A Papunya Tula style dot painting in earthy tones with a brown background painted on a chipboard panel. A black and white concentric circle is featured in the centre of the painting with three snakes painted below the circle and three snakes painted above it. Two sets of semi circles are to the left and right side of the concentric circle. Down the left side of the painting are four sets of black semi circles with white dots in between them, and down the right side of the painting are five sets of black semi circles that also have white dots between them. Areas of yellow, black and white dots cover the whole painting with black animal tracks.
Pintupi wooden, bark and stone implements and ochre, 1984; and post-contact Western Desert Aboriginal artworks dealing with the theme of biological invasion.

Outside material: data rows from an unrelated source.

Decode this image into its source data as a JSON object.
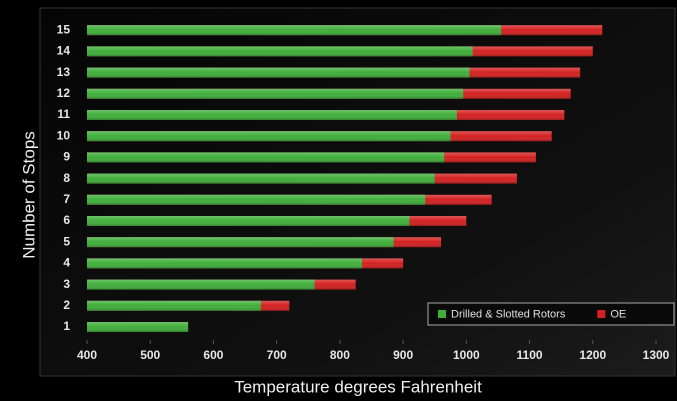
{
  "chart_data": {
    "type": "hbar-overlap",
    "x_label": "Temperature degrees Fahrenheit",
    "y_label": "Number of Stops",
    "categories": [
      "1",
      "2",
      "3",
      "4",
      "5",
      "6",
      "7",
      "8",
      "9",
      "10",
      "11",
      "12",
      "13",
      "14",
      "15"
    ],
    "series": [
      {
        "name": "OE",
        "color": "#d42020",
        "values": [
          null,
          720,
          825,
          900,
          960,
          1000,
          1040,
          1080,
          1110,
          1135,
          1155,
          1165,
          1180,
          1200,
          1215
        ]
      },
      {
        "name": "Drilled & Slotted Rotors",
        "color": "#3fae3a",
        "values": [
          560,
          675,
          760,
          835,
          885,
          910,
          935,
          950,
          965,
          975,
          985,
          995,
          1005,
          1010,
          1055
        ]
      }
    ],
    "legend_order": [
      1,
      0
    ],
    "xlim": [
      400,
      1300
    ],
    "xticks": [
      400,
      500,
      600,
      700,
      800,
      900,
      1000,
      1100,
      1200,
      1300
    ],
    "legend": "lower right"
  }
}
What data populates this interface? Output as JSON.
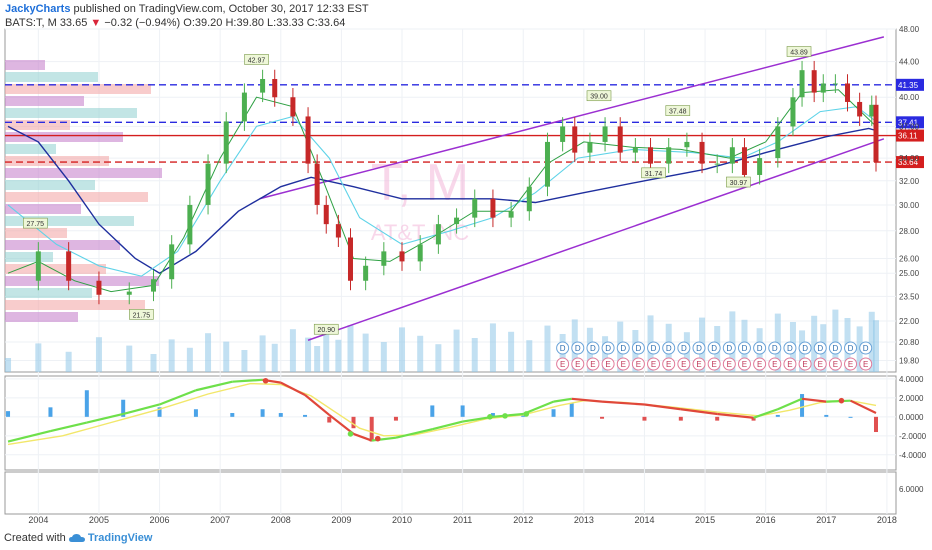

The main part of this collection consists of ethnographic items that belonged to a group of nine Pintupi people who lived fully traditional lives in the isolated Lake Mackay area of the Western Desert until 1984 - when they made contact with the Kiwikurrer community. At this time they met Europeans for the first time. Apart from these few items of material culture, fire was their principal tool. This poignant collection documents the last known fully traditional Aboriginal group in Australia, and the last case of initial contact between Indigenous and non-Indigenous Australians.
The collection also includes some post-contact contemporary artworks from the Western Desert that deal with environmental history themes such as Indigenous responses to the invasion of Central Australia by the introduced European Wild Rabbit. This is a little explored secondary aspect of contact history.
On display at the National Museum of Australia.